David Amann, CFP, promotes his Redwood City, Calif.-based practice with Edward Jones in ways that reflect his Silicon Valley presence. For instance, Amann will review news on Reddit, a site that lets readers vote on which stories and discussions they believe are most important, and then go on Twitter to share a link that seems instructive.

“I want clients to know what I am doing for them every day,” he said.

He tries to take a critical eye to what he posts on social media. “What do people want you to share?” Amann asks. “I like to post pictures that have quotes on with a financial component to them, which I put up on my Facebook page.”

Advisor Karen Kehr, with Ameriprise Financial in Walnut Creek, Calif., says she’s found great success in keeping it “light.” When Mattel unveiled Barbie Entrepreneur (carrying a smartphone, tablet and briefcase) two weeks ago, Kehr posted the news and an image on Facebook. “It was such a success!” she said of the post.

Kehr also suggests that advisors keep their target audience in mind. “Kids are not on Facebook anymore, because their parents are,” she said. “So, I posted a question on Facebook: What are doing to teach your kids about money, and then shared what I’m teaching my three sons.”
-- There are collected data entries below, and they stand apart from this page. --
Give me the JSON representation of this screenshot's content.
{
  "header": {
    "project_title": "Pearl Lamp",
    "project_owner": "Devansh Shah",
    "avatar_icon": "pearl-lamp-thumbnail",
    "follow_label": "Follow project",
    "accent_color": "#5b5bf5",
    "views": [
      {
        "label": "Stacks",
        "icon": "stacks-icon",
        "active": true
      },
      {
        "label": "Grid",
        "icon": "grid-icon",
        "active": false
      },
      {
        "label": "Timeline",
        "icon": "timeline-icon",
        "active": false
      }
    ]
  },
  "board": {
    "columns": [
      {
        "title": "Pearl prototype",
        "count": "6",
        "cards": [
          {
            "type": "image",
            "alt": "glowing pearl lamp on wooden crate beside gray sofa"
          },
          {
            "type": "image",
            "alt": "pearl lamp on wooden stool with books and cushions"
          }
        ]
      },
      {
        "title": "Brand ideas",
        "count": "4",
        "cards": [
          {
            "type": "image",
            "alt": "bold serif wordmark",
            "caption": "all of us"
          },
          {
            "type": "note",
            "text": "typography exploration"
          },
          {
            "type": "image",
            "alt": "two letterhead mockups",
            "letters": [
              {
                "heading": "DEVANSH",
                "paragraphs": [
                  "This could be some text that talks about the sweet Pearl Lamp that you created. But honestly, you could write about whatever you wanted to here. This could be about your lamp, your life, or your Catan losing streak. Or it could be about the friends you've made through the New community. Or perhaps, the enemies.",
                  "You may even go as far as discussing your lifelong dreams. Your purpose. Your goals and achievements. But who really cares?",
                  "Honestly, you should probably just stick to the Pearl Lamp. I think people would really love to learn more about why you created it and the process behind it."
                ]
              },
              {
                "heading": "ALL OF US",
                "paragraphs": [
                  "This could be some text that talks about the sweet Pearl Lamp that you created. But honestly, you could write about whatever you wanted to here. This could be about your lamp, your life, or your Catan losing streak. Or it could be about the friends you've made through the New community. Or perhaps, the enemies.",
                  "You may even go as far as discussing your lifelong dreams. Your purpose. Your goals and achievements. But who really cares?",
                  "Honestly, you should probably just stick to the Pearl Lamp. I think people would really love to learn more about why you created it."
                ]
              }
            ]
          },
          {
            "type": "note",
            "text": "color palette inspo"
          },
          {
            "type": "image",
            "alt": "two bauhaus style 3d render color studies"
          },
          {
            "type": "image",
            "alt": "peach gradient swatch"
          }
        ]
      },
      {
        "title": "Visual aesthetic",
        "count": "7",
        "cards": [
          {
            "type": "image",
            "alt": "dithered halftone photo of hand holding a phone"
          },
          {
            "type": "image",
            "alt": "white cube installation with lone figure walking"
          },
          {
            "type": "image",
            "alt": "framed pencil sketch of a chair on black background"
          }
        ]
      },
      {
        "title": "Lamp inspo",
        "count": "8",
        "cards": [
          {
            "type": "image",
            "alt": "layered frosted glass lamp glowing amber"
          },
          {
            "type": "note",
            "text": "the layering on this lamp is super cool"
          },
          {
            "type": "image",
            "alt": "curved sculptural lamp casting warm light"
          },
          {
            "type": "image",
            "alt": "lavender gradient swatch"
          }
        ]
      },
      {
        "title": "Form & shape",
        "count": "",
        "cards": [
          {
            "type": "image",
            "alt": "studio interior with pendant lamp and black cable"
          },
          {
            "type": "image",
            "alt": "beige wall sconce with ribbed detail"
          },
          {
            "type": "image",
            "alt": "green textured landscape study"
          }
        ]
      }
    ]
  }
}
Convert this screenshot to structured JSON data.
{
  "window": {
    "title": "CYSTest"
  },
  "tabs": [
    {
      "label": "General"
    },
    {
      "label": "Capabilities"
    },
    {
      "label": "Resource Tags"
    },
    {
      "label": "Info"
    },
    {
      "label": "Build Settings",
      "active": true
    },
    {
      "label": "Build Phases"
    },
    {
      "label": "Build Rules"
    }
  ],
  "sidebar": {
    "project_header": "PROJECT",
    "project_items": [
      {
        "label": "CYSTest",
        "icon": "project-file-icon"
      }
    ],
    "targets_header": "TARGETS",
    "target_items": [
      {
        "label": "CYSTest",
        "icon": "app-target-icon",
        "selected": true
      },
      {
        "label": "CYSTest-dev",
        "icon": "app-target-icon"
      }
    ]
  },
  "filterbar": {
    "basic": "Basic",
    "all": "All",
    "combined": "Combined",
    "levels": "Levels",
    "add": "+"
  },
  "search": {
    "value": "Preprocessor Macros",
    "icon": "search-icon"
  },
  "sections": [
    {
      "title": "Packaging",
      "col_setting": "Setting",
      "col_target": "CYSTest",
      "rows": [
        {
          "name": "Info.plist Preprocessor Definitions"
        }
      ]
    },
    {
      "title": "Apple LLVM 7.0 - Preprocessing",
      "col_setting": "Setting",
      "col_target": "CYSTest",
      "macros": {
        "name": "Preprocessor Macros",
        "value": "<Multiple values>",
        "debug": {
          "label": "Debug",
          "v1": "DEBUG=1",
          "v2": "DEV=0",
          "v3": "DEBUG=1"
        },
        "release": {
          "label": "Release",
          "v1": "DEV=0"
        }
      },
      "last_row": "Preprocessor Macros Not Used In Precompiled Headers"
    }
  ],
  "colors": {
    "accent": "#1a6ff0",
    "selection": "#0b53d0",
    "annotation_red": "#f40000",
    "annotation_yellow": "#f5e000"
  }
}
“Don’t discount what ‘old folks’ are doing online,” added Amann. “I made this mistake, thinking only those under 40 use social media, but then switched my mindset.”

It’s all about exploiting opportunities online, notes Wesley Long, head of private-client services for Wedbush Securities in Los Angeles. “Twenty years ago, no one could share news with their clients except by phone,” Long said. “Now, look at the power of social media on your business!”

And never underestimate the value of social media, reps say. “We got a great client via Facebook,” Ballou said, thanks to some photos of her team’s holiday party that were posted on the social media website.

The client’s father reads her newspaper column and suggested his daughter contact the advisor when her husband died. “She saw our website and the goofy pictures on Facebook,” explained Ballou. “That sealed the deal. You just never know!”

Kehr says that investors want to “work with people they like and can relate to.” And this philosophy drives her social media activity, as well as that of other Ameriprise advisors.

“I’m doing social media all the time now,” she said. “It’s second nature, and I don’t see it as a time waster. I’m not writing all my own content, but picking some up [from Ameriprise].”

Social media is very effective as an asset-growth tool, Kehr explains. She can post an invite on LinkedIn, for instance, and then it gets shared quickly. “We get a lot of return. We have it going all day long,” she added. “And I’m getting business from it!”